EPISODE INFO
HOST: Jennifer Smith
GUESTS: State Sen. Julian Cyr; Janet Lesniak, executive director of the Local Journalism Project
REASONABLY PRICED HOUSING on the Cape and Islands is eroding faster than the sandy shores, and local businesses face a harder math problem by the year: Without reliable housing for the seasonal or working-class people who staff the bakeries, restaurants, hotels, and hospitals, do the organizations scramble, shrink, or shutter entirely?
The problem also extends to the dwindling number of newsrooms serving the region.
For the Provincetown Independent, a local weekly newspaper, and its nonprofit partner, the Local Journalism Project, finding young journalists who could afford to rent in the town was already a struggle. Even landing someone to run the newsroom was proving difficult. “We have been looking long and hard for a managing editor, and it became impossible,” said Local Journalism Project executive director Janet Lesniak. “We had incredibly talented candidates who got here and said, ‘There’s no place for me to rent. I can’t afford to buy anything.’ And we were stuck.”
Lesniak and state Sen. Julian Cyr, who represents the Cape and Islands and also serves as the Senate’s housing chair, joined CommonWealth Beacon reporter Jennifer Smith on The Codcast to talk about the employee housing crunch.
There is a long history of employee housing in sprawling so-called “company towns” or ad-hoc housing purchased by restaurant owners and other small businesses who need to survive the seasonable tourist boom with immigrant employees who come in on short-term work visas. Across the region, businesses from small mom-and-pop shops to regional hospitals have had to invest in building or buying housing for a workforce that can’t compete in the local rental market.
“Our real failure on this is further escalating the cost of doing business here,” Cyr said of the state’s role in the housing crunch. “It also raises all sorts of challenging, complicated questions about having your housing tied to your employment. This is not sort of an ideal situation.”
It looked like the best shot for the Independent was for the nonprofit to become a landlord.

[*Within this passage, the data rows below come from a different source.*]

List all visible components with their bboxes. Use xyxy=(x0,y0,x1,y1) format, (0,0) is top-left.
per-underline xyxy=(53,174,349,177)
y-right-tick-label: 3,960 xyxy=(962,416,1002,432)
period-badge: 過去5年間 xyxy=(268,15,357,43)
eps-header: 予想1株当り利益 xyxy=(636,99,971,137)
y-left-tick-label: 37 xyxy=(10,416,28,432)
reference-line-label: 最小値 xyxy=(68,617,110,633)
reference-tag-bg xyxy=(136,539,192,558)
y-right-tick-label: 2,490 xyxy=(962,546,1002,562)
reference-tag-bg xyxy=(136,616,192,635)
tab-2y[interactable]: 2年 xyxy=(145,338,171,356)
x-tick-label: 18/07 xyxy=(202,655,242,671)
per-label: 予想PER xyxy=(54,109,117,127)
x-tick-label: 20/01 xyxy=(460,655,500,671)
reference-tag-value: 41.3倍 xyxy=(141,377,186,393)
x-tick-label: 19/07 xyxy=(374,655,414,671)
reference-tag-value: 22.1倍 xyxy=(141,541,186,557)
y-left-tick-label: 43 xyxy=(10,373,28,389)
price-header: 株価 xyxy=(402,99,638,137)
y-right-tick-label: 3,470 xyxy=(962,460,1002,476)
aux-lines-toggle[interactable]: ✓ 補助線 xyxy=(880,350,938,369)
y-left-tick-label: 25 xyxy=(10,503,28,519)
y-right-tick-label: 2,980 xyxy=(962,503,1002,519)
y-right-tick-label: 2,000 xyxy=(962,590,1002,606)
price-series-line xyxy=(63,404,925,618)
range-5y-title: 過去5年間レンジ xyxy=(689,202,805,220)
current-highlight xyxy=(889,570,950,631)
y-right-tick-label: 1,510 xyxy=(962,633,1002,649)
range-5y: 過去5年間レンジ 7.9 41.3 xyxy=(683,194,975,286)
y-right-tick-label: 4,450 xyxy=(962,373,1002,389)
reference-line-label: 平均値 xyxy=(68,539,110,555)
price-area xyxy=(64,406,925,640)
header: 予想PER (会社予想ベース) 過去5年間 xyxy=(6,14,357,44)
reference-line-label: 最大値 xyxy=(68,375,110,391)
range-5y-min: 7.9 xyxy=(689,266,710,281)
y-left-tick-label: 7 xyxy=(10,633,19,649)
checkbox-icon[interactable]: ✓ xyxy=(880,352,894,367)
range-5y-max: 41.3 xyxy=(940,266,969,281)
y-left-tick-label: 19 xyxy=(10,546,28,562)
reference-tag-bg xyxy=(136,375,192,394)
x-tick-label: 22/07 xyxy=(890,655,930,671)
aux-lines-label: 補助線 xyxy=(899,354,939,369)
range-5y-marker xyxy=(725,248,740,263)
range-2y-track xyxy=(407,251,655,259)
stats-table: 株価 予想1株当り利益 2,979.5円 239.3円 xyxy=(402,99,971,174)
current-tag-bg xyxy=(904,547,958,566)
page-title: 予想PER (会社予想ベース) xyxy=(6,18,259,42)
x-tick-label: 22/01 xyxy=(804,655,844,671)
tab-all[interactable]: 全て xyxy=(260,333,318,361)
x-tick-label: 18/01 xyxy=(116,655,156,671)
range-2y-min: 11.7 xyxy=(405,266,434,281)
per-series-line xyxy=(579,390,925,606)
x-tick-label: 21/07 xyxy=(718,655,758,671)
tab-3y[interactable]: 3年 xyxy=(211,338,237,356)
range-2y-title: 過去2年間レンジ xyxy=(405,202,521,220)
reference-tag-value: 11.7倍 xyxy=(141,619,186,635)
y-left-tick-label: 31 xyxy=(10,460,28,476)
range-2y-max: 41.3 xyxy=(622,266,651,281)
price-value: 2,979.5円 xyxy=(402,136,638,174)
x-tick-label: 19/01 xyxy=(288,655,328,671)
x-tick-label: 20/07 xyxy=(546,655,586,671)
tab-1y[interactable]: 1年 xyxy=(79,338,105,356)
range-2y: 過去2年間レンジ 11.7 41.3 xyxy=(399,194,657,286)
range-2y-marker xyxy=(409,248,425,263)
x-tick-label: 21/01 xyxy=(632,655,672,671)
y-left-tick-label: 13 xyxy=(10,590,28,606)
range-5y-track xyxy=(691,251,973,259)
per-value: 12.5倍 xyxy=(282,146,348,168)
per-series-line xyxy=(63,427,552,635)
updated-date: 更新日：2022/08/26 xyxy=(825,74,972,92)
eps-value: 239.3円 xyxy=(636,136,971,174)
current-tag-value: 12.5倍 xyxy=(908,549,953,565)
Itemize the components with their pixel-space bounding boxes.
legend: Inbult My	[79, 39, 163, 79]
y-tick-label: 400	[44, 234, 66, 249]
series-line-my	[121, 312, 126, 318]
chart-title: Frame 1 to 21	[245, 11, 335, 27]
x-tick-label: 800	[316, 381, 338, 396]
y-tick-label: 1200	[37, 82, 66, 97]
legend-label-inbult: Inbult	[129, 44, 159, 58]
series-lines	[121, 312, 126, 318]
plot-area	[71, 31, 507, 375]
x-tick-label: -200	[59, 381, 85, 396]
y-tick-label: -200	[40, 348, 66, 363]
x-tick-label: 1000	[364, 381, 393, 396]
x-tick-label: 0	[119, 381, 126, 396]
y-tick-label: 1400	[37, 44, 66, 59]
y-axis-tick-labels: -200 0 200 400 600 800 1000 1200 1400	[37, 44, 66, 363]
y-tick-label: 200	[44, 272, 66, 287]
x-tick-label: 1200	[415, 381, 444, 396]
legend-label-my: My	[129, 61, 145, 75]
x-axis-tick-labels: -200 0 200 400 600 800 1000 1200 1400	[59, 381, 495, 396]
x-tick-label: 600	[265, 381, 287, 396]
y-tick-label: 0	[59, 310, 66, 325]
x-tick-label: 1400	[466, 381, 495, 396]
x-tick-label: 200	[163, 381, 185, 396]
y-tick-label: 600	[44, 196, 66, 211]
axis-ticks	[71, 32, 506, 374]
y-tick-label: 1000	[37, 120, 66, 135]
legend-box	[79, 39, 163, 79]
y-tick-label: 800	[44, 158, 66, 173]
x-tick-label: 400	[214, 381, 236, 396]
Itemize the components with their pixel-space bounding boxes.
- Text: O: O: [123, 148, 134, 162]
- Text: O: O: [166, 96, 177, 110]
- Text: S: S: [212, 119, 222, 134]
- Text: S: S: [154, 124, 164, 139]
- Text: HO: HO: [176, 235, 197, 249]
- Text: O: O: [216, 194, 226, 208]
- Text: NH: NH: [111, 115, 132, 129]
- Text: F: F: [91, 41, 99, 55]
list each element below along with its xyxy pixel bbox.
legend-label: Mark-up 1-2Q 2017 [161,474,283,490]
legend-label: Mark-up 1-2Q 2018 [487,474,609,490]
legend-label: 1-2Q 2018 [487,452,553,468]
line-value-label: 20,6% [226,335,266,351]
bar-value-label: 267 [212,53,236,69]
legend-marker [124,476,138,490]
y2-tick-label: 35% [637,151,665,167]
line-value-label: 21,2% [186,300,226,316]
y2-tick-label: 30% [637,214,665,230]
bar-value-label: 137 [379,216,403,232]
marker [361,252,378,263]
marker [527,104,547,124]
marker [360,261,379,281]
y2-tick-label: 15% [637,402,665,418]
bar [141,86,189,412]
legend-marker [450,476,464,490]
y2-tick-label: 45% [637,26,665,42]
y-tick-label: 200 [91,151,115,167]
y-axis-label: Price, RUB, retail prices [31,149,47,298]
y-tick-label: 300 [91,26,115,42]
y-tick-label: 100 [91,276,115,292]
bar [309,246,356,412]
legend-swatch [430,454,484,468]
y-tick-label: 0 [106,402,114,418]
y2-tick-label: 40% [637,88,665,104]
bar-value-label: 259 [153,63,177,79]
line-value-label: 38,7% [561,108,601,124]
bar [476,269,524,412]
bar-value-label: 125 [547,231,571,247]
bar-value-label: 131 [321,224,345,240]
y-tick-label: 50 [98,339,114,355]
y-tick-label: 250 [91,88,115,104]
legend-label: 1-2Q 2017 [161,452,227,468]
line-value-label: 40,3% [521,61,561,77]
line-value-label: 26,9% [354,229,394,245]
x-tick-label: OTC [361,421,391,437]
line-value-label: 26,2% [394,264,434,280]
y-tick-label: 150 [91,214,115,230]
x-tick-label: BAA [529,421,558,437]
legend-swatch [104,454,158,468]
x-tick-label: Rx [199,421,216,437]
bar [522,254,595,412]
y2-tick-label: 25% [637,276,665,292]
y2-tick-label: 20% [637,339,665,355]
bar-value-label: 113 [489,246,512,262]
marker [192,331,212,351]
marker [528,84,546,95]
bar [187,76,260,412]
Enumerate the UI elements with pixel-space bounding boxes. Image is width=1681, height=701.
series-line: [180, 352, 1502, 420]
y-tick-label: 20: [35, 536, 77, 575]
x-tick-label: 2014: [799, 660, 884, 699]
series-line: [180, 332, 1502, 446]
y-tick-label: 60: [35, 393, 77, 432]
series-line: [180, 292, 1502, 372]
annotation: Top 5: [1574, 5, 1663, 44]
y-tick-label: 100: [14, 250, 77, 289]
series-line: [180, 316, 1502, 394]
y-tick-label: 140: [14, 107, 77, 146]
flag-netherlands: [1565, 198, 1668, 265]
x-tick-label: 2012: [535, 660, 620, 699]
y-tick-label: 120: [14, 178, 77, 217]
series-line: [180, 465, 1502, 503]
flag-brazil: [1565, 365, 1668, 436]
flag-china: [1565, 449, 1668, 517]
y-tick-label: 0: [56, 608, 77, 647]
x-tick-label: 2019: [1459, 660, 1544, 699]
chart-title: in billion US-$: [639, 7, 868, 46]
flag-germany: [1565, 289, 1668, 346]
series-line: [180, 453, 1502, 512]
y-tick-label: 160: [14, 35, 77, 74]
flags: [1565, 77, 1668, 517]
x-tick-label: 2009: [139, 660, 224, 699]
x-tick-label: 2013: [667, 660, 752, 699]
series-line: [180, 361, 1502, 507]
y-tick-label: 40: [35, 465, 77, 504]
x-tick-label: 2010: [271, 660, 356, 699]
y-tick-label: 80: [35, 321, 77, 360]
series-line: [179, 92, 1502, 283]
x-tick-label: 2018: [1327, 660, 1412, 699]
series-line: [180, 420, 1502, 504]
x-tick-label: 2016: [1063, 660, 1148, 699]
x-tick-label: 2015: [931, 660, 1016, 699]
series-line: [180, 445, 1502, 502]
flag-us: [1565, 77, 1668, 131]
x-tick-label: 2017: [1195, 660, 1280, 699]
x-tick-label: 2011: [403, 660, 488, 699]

Impulsive Zillow scanning identified a condo that was “unbelievably well-suited for our needs and unbelievably pricey in the center of Provincetown,” Lesniak said. After a breakneck month of fundraising, the nonprofit was able to secure the half-million dollars needed to buy the condo where three reporters could live, paying 30 percent of the market rent while the nonprofit subsidized the rest. An Eastham resident then reached out to gift a house to the nonprofit that might be suitable for a managing editor.
It was a stroke of incredible luck and local networking. It was also, Lesniak and Cyr say, an absolutely terrible model for addressing the region’s crisis.
“Notwithstanding the good fortune of the Local Journalism Project and the largess of one or two very fortunate donors, that’s no way to look at this problem,” Cyr said. “For every Local Journalism Project house that’s able to be bought, we’ve lost 10 or 20.”
More than 54 percent of renters in the region are cost burdened, he said, meaning that they’re paying more than 30 percent – and often much more – of their income on housing. Cyr and the Senate have been pushing successfully for more flexible housing tools through the recently finalized seasonal communities regulations, and pushing in vain for a local real estate transfer fee modeled on the ski towns in the West.
“We are so late to the game on this,” Cyr said, “and I’m really increasingly worried.”
On the episode, they discuss the history of employee housing (2:00), the math of raising employee pay versus purchasing employee housing (14:00), and what tools the state could put on the table (29:00).